M-SHIROW1は約67(幅)×106(奥行き)×38(高さ)mm、重さは約78gと、日本人の手になじみやすい小ぶりなサイズだ。接続方式は24年前のUSB/PS2有線接続からBluetooth Low Energyによるワイヤレス接続に変更され、蓄電デバイスとしてキャパシターを内蔵している。
センサーには省電力性に優れたIR LED(赤外線LED)を採用しており、1回の満充電で最長約45日の使用が可能だ。ただし、Type-C充電ケーブルは付属しない点には注意が必要だ。
底面には電源スイッチ、DPIボタン、ペアリング/接続先切替ボタンとLEDが2つある。最大3台のペアリングに対応しており、ボタン長押しでペアリング、通常押しで接続先を切り替える一般的なインタフェースだが、接続先を示すLEDは1つで、3秒間点灯すれば接続先1、1秒ずつ2回点灯すれば接続先2、0.5秒ずつ3回点灯すれば接続先3と、やや分かりづらい。
DPIは5段階で、こちらはもう1つのLEDが1〜5回点灯する。DPIのプリセット変更はできないようだ。
本体を手に取ってまず気付くのは、この造形が持つ独特の文法だろう。マットな水色の大きな曲面ボディーに、ドット模様のツヤのある右ボタンパーツが嵌合している。
本体各部を区切る深いモールドは、工業製品のパーツ分割ラインというよりも、鍛え上げられた筋肉にカットが入ったときに浮き出る筋腹の境界のように見える。ヒトの右手を単体で見れば非対称であるように、このマウスもまた左右非対称だ。
ただし、M-SHIROW1シリーズは人間工学的に追求されたもの、つまり、エルゴノミクスデザインではない。ユーザーの身体にぴたりとはまる、というものではなく、むしろ身体自身をデザイン化したような感覚がある。この有機的な曲面と硬質なパーツが共存するフォルムには、士郎正宗氏が長年描き続けてきた義体を思わせる感覚がある。
2002年版からの外観上の大きな変化は主に2点ある。1つ目は左サイドの進む/戻るボタンの追加だ。伝わりにくい表現で恐縮だが、前モデルはどことなく「礼」という漢字のような印象があった。斜めに払うような曲面に空間を「切り取る」シャープさを感じたのだが、今回のモデルでは逆に膨らみとなっている。

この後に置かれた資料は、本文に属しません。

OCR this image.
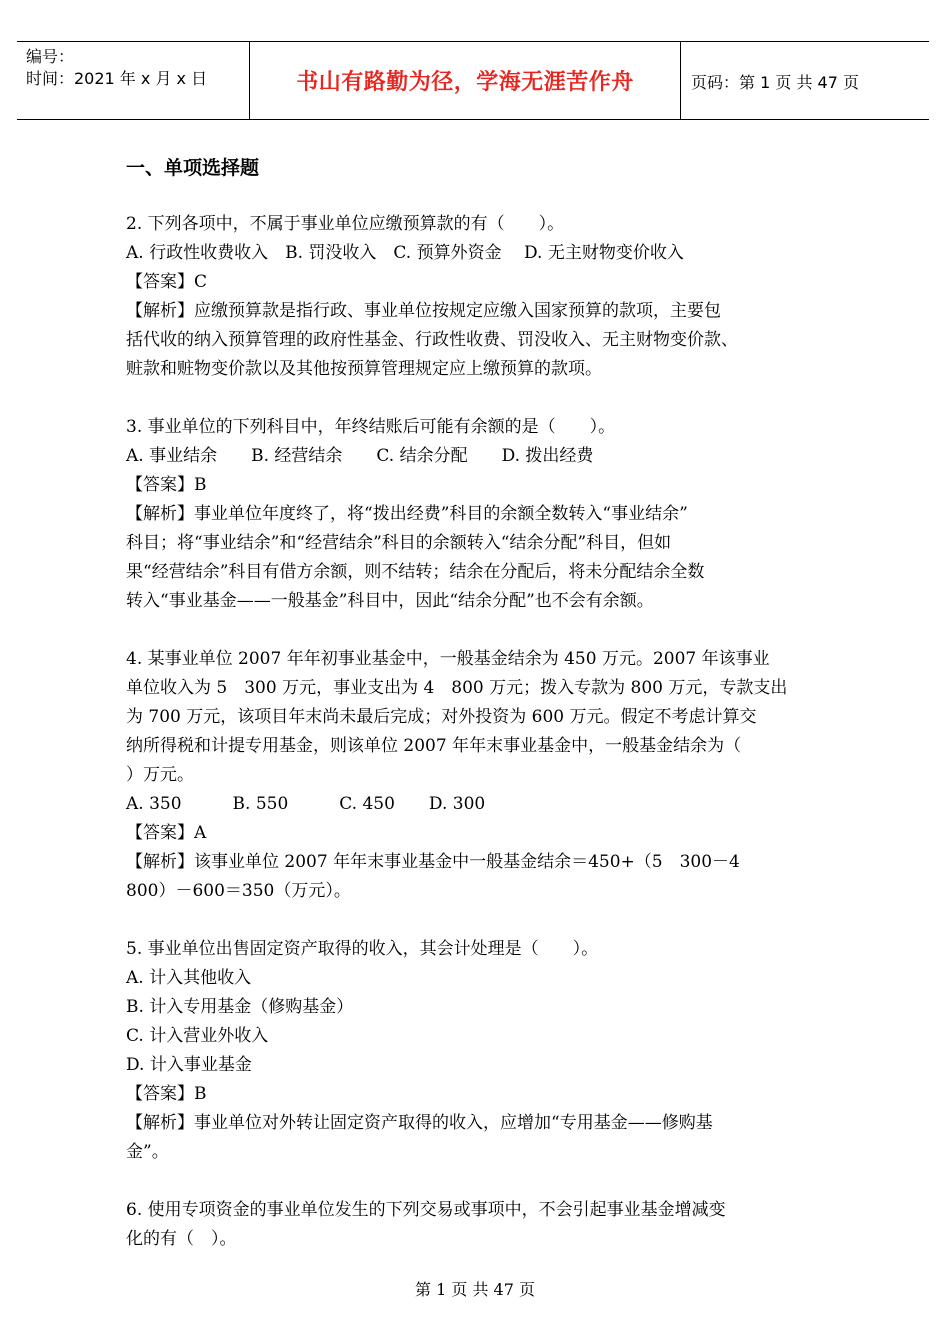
编号：
时间：2021 年 x 月 x 日	书山有路勤为径，学海无涯苦作舟	页码：第 1 页 共 47 页
一、单项选择题

2. 下列各项中，不属于事业单位应缴预算款的有（　　）。

A. 行政性收费收入　B. 罚没收入　C. 预算外资金　 D. 无主财物变价收入

【答案】C

【解析】应缴预算款是指行政、事业单位按规定应缴入国家预算的款项，主要包

括代收的纳入预算管理的政府性基金、行政性收费、罚没收入、无主财物变价款、

赃款和赃物变价款以及其他按预算管理规定应上缴预算的款项。

3. 事业单位的下列科目中，年终结账后可能有余额的是（　　）。

A. 事业结余　　B. 经营结余　　C. 结余分配　　D. 拨出经费

【答案】B

【解析】事业单位年度终了，将“拨出经费”科目的余额全数转入“事业结余”

科目；将“事业结余”和“经营结余”科目的余额转入“结余分配”科目，但如

果“经营结余”科目有借方余额，则不结转；结余在分配后，将未分配结余全数

转入“事业基金——一般基金”科目中，因此“结余分配”也不会有余额。

4. 某事业单位 2007 年年初事业基金中，一般基金结余为 450 万元。2007 年该事业

单位收入为 5　300 万元，事业支出为 4　800 万元；拨入专款为 800 万元，专款支出

为 700 万元，该项目年末尚未最后完成；对外投资为 600 万元。假定不考虑计算交

纳所得税和计提专用基金，则该单位 2007 年年末事业基金中，一般基金结余为（

）万元。

A. 350　　　B. 550　　　C. 450　　D. 300

【答案】A

【解析】该事业单位 2007 年年末事业基金中一般基金结余＝450+（5　300－4

800）－600＝350（万元）。

5. 事业单位出售固定资产取得的收入，其会计处理是（　　）。

A. 计入其他收入

B. 计入专用基金（修购基金）

C. 计入营业外收入

D. 计入事业基金

【答案】B

【解析】事业单位对外转让固定资产取得的收入，应增加“专用基金——修购基

金”。

6. 使用专项资金的事业单位发生的下列交易或事项中，不会引起事业基金增减变

化的有（　）。

第 1 页 共 47 页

士郎氏によると「追加ボタン操作によって『親指の疲労度を上げるかもしれない負要素』とみなし、『親指の屈曲変化量と挙動作の労力』が低強度になるよう滑らかに変更」とのことで、「用」に寄せた変更だったことがうかがえる。
一方で、仕様変更については「僕の発案やオーダーではありません。エレコムさんには基本的に『今風の仕様』だと聞いています」とも述べている。全ボタンとも静音仕様だが、進む/戻るボタンは左右ボタンに比べるとストロークがやや長めの印象だ。
もう1つの変化は接続方式に伴うもので、ケーブルを保護するブッシュパーツがUSB Type-Cポートへと置き換わった。この部分も2002年版では士郎氏のデザインであり、マウス本体からケーブルが伸びている、という印象が強かったが、復刻版ではシンプルなコネクターに代わり、マウス本体「に」ケーブルを接続する、という逆方向の印象になった。このあたりは規格の制限などもあって、デザインの自由度も狭いのかもしれない。
とはいえ、復刻版であるが故に、全体の印象は前モデルと大きくは変わらない。むしろ、今回はカラーリング変更のインパクトが大きいのではないだろうか。
2002年版ではツートンカラーで構成されたシルバー、ブラック、ホワイトの3つのバリエーションだったのに対し、今回はブラック、ブルー、ホワイト単色での構成だ。
その中でも注目されているモデルは新色のブルーだろう。同社の製品ページの写真ではライティングがかなりくらめに設定されていることもあって、特にタチコマの印象が強いが、実際の印象はかなりポップな水色寄りだ。
士郎正宗氏の監修を基に調色された新色ということではあるが、人によっては安っぽい印象を持つかもしれない。
マウスのカスタマイズは、専用ソフト「ELECOM Mouse Assistant 6」で行う。パッケージの内箱に印刷されたサークルモチーフがアニメーションするなど、世界観に合わせた専用UIが用意されており、各ボタンへよく使う機能を割り当てられるほか、アプリケーションによって設定を切り替えるアプリケーション連動プロファイルにも対応している。